“I’m not superstitious. I believe in plenty when there’s reason and evidence to believe. I don’t believe in anything I can’t see. I feel like there’s a fucking axe hanging over my head. You know, I can’t see it, but I believe it.”
The diplomatic life started when I was not even able to think. So my very first memories happened in Dubaï, which is why, in my mind, the United Arab Emirates will always be my homeland.
My life consits of moving from place to place, thanks to my parents, who are both diplomats. And each time we leave a country, we start a new life. Which makes the person I am today. I’ve lived in Dubaï, in Lebanon, in Portugal, Romania, Germany, in Greece and in Austria.
“What has been your favorite place until now?” is one of the questions I hear the most. So here you go: It’s very simple. Beirut and Bucharest have been and will always be the cities I appreciate the most. Most important is, the city I disliked above any other, the only city where I didn’t feel at home: Berlin, the capital of Germany, the country of my birth. All of these things don’t have an influence on me. I am not german and I will never be, no matter if it’s written on a passport or on my birth certificate. Here is why. Even if I would say to german on the street “Hey. I’m german!” They would answer “No you are not?!”.

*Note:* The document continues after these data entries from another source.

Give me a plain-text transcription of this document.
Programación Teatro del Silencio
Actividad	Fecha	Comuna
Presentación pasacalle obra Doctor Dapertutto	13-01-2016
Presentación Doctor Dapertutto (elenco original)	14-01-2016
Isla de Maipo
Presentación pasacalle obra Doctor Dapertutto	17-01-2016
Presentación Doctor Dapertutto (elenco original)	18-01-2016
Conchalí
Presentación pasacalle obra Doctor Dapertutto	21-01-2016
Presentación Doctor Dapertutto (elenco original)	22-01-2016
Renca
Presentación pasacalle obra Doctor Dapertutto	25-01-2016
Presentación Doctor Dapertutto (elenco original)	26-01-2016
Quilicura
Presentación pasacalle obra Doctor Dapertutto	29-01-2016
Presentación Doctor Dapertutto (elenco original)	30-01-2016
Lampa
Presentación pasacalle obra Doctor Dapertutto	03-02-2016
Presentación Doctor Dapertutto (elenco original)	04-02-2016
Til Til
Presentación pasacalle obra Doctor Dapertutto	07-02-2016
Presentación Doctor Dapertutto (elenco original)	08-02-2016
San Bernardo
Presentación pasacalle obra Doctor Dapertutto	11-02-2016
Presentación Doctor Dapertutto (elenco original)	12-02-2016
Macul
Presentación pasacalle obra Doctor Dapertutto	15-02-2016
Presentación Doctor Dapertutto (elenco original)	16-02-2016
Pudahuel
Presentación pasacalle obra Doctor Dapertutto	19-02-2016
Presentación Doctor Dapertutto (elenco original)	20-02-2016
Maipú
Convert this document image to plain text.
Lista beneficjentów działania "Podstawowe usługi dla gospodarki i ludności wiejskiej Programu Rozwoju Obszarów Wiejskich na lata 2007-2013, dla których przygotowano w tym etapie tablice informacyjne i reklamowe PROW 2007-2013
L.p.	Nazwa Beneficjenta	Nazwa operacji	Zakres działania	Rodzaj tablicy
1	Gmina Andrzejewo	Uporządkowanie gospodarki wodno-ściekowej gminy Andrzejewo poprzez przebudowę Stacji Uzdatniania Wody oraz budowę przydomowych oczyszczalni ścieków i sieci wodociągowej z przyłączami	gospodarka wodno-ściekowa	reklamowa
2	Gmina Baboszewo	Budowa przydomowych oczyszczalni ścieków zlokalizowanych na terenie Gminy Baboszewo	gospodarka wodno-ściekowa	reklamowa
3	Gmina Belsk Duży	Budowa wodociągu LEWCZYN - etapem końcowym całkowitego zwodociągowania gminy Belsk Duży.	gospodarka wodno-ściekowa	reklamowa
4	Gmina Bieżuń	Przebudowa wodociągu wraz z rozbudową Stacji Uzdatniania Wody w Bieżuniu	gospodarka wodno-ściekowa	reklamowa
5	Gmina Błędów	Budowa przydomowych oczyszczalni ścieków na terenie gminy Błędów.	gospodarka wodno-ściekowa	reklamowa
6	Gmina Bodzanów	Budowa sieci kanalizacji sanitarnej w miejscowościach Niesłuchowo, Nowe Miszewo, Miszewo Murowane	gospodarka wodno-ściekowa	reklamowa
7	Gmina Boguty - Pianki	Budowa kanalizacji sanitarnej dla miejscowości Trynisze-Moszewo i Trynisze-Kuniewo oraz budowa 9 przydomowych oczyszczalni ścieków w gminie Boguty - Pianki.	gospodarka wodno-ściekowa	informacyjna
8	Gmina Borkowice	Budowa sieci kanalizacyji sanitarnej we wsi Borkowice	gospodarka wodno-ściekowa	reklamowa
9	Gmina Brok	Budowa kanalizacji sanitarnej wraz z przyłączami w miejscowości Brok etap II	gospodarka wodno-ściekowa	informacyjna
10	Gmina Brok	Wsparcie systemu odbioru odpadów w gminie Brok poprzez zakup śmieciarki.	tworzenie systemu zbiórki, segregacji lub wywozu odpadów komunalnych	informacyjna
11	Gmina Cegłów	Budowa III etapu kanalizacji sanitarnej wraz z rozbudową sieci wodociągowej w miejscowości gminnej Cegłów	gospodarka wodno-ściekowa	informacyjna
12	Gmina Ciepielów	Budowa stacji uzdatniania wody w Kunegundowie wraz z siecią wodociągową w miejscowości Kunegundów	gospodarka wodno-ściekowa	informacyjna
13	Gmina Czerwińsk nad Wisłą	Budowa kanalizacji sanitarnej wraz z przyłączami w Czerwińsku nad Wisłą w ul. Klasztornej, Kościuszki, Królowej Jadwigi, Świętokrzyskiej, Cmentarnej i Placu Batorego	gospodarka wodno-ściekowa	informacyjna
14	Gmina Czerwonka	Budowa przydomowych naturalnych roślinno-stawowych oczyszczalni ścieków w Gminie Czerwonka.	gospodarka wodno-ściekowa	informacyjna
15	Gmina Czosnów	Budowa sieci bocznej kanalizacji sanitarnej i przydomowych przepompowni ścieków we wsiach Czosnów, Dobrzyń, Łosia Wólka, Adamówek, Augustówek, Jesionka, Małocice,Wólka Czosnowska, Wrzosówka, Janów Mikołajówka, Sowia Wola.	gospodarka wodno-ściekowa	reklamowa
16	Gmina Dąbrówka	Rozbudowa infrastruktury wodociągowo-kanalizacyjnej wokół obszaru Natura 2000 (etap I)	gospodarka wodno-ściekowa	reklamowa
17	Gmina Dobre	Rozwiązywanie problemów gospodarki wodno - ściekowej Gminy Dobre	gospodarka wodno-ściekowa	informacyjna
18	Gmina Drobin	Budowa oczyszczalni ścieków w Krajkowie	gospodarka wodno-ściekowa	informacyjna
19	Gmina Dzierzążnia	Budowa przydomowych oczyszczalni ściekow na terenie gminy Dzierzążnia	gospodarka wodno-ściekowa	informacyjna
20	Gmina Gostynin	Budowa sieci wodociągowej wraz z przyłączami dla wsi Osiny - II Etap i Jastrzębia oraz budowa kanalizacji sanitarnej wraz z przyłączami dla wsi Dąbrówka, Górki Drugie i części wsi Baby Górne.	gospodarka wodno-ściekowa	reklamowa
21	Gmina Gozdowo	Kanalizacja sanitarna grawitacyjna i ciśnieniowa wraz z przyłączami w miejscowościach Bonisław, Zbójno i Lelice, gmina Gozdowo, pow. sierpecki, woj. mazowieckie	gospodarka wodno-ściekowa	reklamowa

First of all, our names do not really represent the country we actually come from. My name is Samira, my sister is called Shirin and my blond brother with blue eyes, Saïd. My parents had the incredible logical idea to put my siblings and I on the french school when we were 3. “But why?!” is the question. Because back in time, in Dubaï, there was no german school. The next country we moved to was Lebanon, a country where French is the main language. So they thought, why would we send them to a german school now? And since the little Samira was lazy switching language 5 times a day, she started talking french at home! Since that day, my siblings and I only speak french to each other, and with my parents we communicate in german, even thougt they speak french perfectly.
So, no. No one believes me when I say I am german, because of my french accent.